A common way missing data is handled in correlation calculations is to ignore them completely and use the pairwise complete cases to calculate the Pearson correlation coefficient. As shown in Figure 4C, this results in a complete misestimation of the changed correlative structure introduced by random entries. ICI-Kt, in contrast, incorporates the missingness in a sensical way, and the resulting correlation values fall as random entries are introduced.
Differences in Dynamic Range and Correlation
Another way that missing values appear is due to changes in dynamic range between samples, as some samples have features with higher values, and the fixed dynamic range of the instrumentation results in features with lower values to be “missing” in those samples. We created a set of 100 simulated samples with uniform noise on the log-scale, with relatively constant dynamic ranges, and introduced changes to the overall dynamic range using a random censor at varying levels (see Implementation). Possible different levels of censoring based on dynamic range were checked by first determining how many missing values would be introduced in each sample as the dynamic range was increased in increments of 0.1 (see Figure S12). Based on the number of values being censored, limits of 0.5, 1, and 1.5 were selected, representing low, medium and high variability of the dynamic range.

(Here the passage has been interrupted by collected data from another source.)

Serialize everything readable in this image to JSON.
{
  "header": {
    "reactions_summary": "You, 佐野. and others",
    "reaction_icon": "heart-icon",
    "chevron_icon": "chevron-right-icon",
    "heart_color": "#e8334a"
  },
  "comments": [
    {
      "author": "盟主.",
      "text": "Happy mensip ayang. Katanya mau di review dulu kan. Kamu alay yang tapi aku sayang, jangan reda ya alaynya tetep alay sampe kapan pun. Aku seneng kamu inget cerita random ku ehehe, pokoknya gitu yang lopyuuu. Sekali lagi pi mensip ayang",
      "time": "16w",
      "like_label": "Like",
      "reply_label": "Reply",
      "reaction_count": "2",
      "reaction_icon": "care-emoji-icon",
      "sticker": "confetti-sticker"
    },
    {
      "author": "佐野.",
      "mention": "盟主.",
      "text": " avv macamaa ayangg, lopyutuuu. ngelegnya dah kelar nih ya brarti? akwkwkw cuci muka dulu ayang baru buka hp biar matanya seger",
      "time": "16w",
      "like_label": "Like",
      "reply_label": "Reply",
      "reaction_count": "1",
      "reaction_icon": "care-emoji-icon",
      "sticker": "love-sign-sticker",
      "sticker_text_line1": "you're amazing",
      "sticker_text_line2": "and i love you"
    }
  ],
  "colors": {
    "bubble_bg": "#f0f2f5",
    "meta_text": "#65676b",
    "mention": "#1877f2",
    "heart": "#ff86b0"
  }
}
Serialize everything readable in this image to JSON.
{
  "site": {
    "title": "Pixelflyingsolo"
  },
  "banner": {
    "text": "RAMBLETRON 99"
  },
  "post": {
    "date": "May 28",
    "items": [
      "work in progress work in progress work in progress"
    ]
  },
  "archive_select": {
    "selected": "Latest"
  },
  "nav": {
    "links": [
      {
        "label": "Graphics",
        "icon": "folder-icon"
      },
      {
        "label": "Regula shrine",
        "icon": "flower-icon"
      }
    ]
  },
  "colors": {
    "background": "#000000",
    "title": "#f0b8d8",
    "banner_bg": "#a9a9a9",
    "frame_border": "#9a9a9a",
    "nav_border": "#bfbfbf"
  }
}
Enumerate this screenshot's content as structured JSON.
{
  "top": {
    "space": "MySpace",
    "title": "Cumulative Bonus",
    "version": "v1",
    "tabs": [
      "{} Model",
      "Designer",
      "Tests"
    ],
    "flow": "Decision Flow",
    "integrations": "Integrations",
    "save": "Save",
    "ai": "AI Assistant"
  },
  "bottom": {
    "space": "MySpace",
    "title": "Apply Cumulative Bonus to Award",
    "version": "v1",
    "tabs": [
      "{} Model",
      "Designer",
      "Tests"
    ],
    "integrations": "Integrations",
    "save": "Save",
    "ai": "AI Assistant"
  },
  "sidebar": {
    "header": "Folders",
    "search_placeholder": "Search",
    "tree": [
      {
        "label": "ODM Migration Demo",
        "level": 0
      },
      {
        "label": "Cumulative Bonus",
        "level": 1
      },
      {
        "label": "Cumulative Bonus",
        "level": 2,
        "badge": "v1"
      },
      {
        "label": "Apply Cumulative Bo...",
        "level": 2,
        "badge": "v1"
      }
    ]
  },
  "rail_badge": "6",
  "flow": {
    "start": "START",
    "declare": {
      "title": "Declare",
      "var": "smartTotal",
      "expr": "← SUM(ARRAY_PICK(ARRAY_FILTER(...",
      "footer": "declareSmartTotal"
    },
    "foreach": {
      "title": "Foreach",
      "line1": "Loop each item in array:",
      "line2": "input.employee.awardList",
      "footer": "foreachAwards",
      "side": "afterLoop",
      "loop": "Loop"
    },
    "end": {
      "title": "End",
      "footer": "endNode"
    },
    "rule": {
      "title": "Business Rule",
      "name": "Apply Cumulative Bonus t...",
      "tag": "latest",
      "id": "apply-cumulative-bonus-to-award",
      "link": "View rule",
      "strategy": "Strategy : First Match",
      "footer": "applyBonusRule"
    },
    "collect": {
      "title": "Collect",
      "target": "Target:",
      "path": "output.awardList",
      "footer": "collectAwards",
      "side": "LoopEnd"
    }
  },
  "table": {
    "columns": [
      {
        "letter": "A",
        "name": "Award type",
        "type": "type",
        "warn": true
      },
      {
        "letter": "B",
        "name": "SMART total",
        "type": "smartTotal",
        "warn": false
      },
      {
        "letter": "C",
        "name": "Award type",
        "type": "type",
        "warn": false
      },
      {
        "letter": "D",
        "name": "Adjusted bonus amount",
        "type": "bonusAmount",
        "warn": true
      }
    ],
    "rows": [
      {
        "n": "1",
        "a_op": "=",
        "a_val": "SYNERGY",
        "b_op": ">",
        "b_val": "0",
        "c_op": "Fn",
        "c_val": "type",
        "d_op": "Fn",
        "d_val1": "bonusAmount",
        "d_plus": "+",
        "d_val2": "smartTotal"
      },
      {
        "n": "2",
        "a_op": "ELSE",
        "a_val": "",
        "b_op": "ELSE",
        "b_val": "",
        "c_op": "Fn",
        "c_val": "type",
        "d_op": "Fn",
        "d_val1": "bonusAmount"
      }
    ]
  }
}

For each level of possible missingness introduced by changes to the dynamic range, correlation across all samples were calculated using all values (reference), as well as after missingness was added (trimmed), and using Pearson correlation with global imputation (Pearson Imputed), or ICI-Kt. Figure 5 demonstrates that it is only as the number of missing values in one of the samples approaches 50% or more (500 of 1000 features) does the Pearson correlation with global imputation give correlation values closer to the known correlation with no missing values in any appreciable amount (points below the red lines in the top panels, and to the right of the red line in the histograms in the bottom panels). Points above the lines with slopes of -1 and 1 indicate that the difference of reference - trimmed is smaller in the ICI-Kt correlations, and below the lines indicate the difference is larger in the ICI-Kt correlations. This is further emphasized by the majority of the values are to the left of the line at 0 in the difference histograms.